Another lesson was the importance of trade-off management. Adding randomness inevitably introduced small delays, but those milliseconds were not wasted; they were an investment in trust. By framing latency budgets as part of a deliberate fairness strategy, Hailey was able to shift the internal conversation from “how fast can we go?” to “how fairly can we operate without undermining performance?”

Governance also emerged as a theme. Choosing between a hardware-based SRO and a cryptographic version wasn’t simply an engineering matter; it was a statement of values.
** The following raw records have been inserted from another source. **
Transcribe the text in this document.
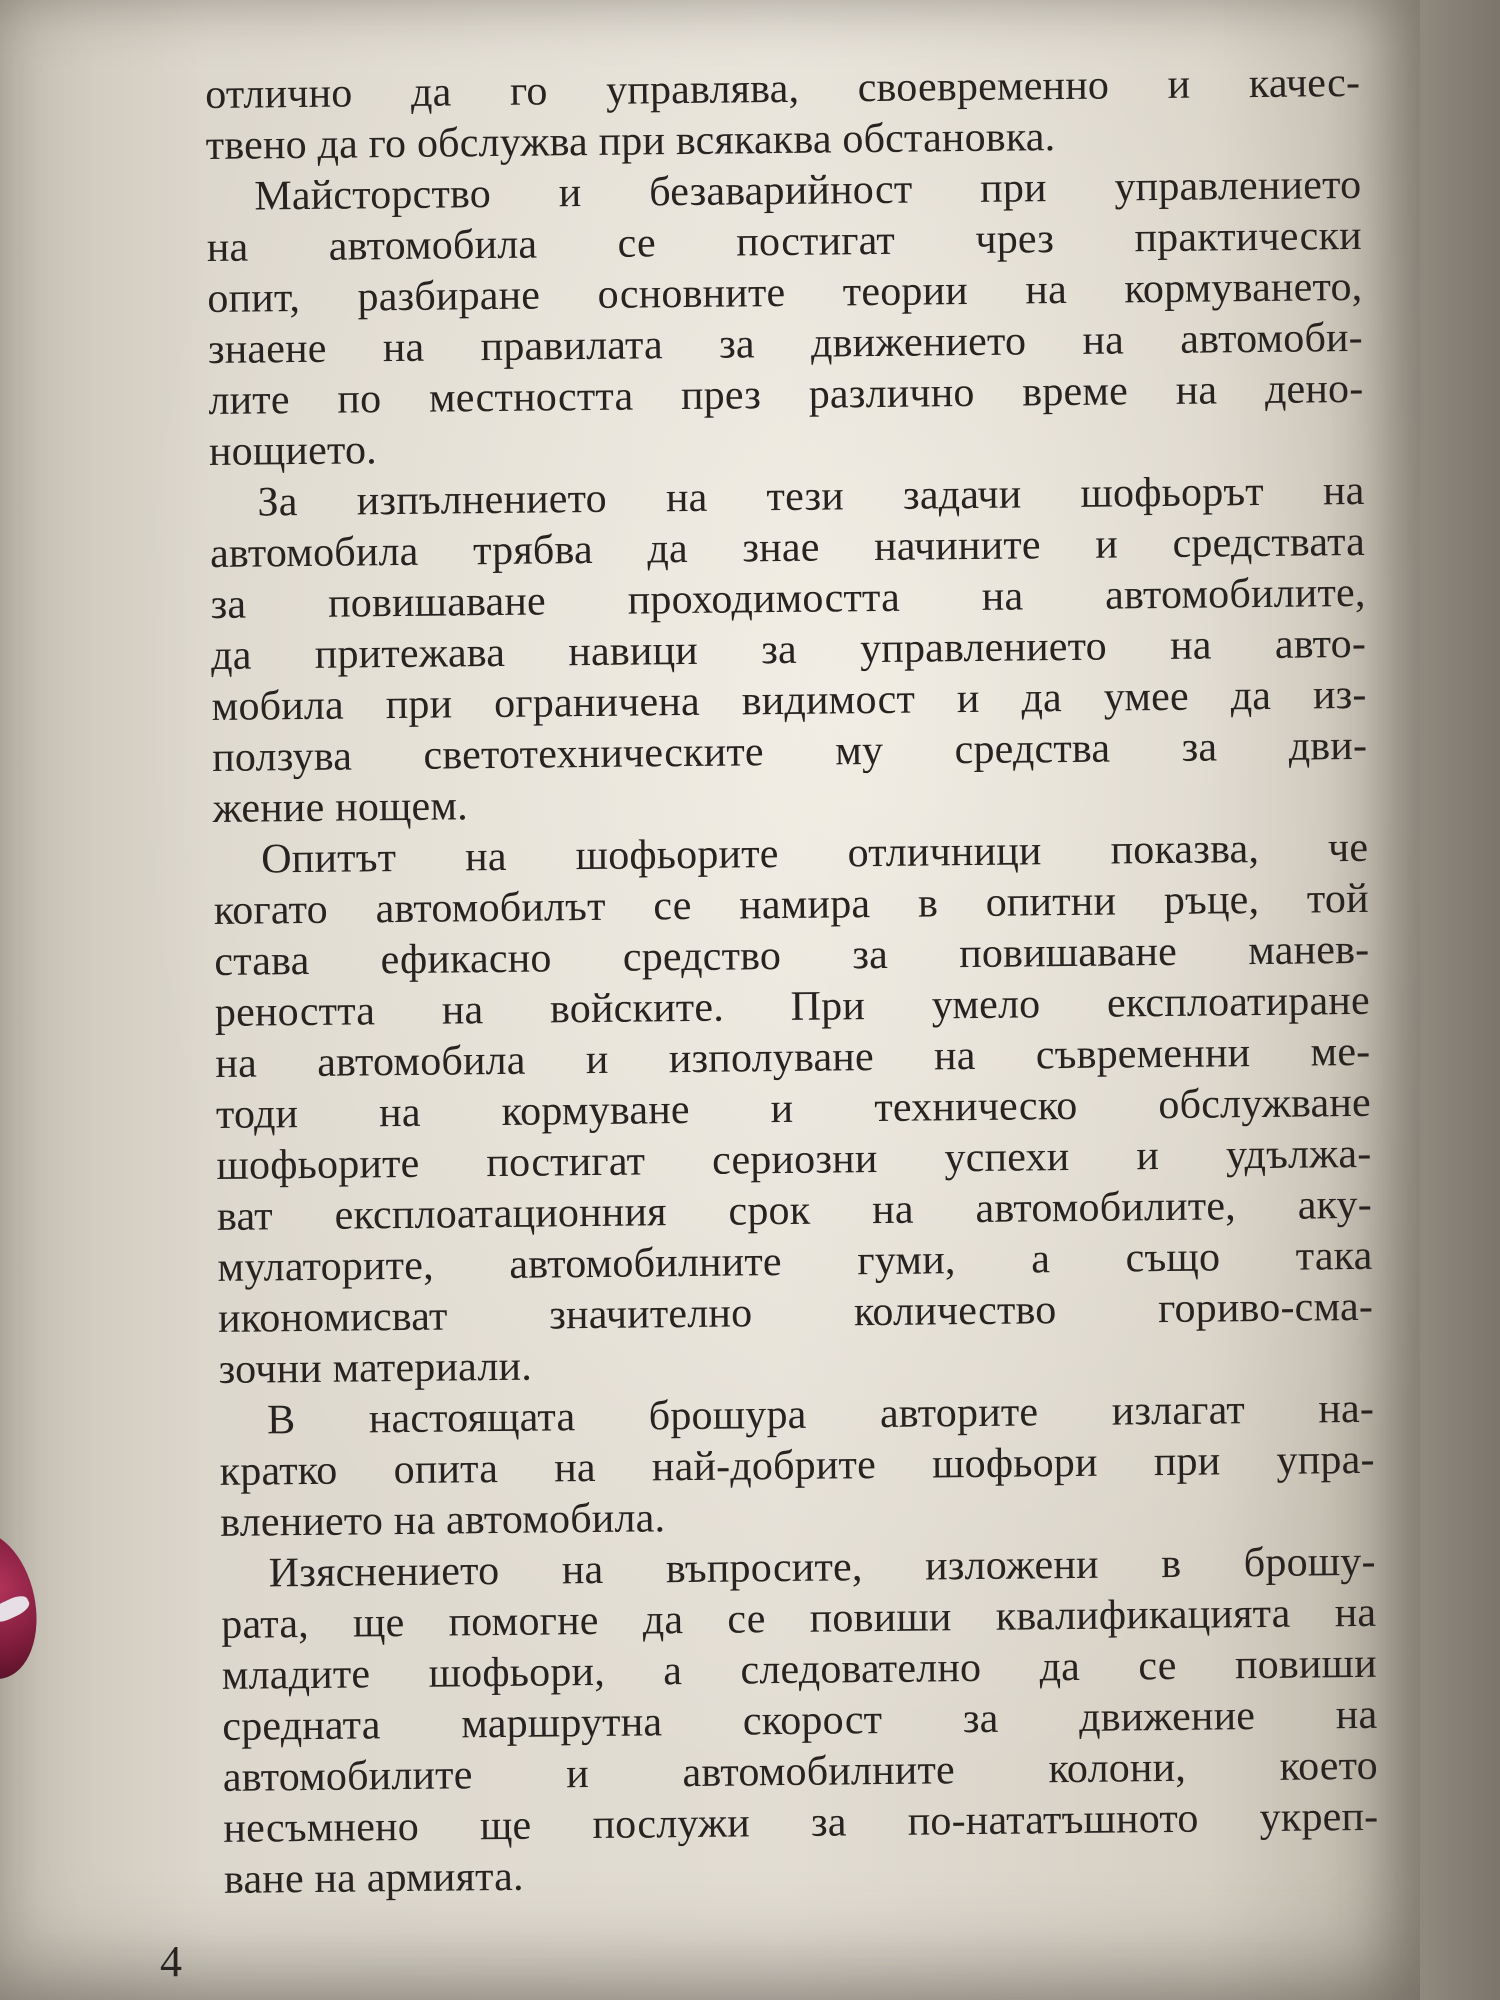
отлично да го управлява, своевременно и качес-
твено да го обслужва при всякаква обстановка.
Майсторство и безаварийност при управлението
на автомобила се постигат чрез практически
опит, разбиране основните теории на кормуването,
знаене на правилата за движението на автомоби-
лите по местността през различно време на дено-
нощието.
За изпълнението на тези задачи шофьорът на
автомобила трябва да знае начините и средствата
за повишаване проходимостта на автомобилите,
да притежава навици за управлението на авто-
мобила при ограничена видимост и да умее да из-
ползува светотехническите му средства за дви-
жение нощем.
Опитът на шофьорите отличници показва, че
когато автомобилът се намира в опитни ръце, той
става ефикасно средство за повишаване манев-
реността на войските. При умело експлоатиране
на автомобила и изполуване на съвременни ме-
тоди на кормуване и техническо обслужване
шофьорите постигат сериозни успехи и удължа-
ват експлоатационния срок на автомобилите, аку-
мулаторите, автомобилните гуми, а също така
икономисват значително количество гориво-сма-
зочни материали.
В настоящата брошура авторите излагат на-
кратко опита на най-добрите шофьори при упра-
влението на автомобила.
Изяснението на въпросите, изложени в брошу-
рата, ще помогне да се повиши квалификацията на
младите шофьори, а следователно да се повиши
средната маршрутна скорост за движение на
автомобилите и автомобилните колони, което
несъмнено ще послужи за по-нататъшното укреп-
ване на армията.
4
Whichever route SwishSwap chose, the key was to document the rationale, disclose it openly, and own it as part of the brand identity.

The team also learned that measurement and messaging are inseparable. Without clear dashboards and independent verification, fairness claims would sound hollow. But once numbers were published and verified, they became powerful tools to attract partners and reassure users.

Finally, Hailey recognized that fairness required a cultural shift. Engineering, product, legal, business development, and community teams all had to buy in. Fairness could not live as a niche technical project—it had to be embraced as a company-wide commitment. Only then could SwishSwap transform a technical fix into a durable strategic advantage.

In the end, the story of SwishSwap was not just about building a new ordering mechanism. It was about reimagining fairness as both an operational necessity and a growth strategy—showing that the companies willing to take fairness seriously would be the ones to define the next chapter of decentralized finance.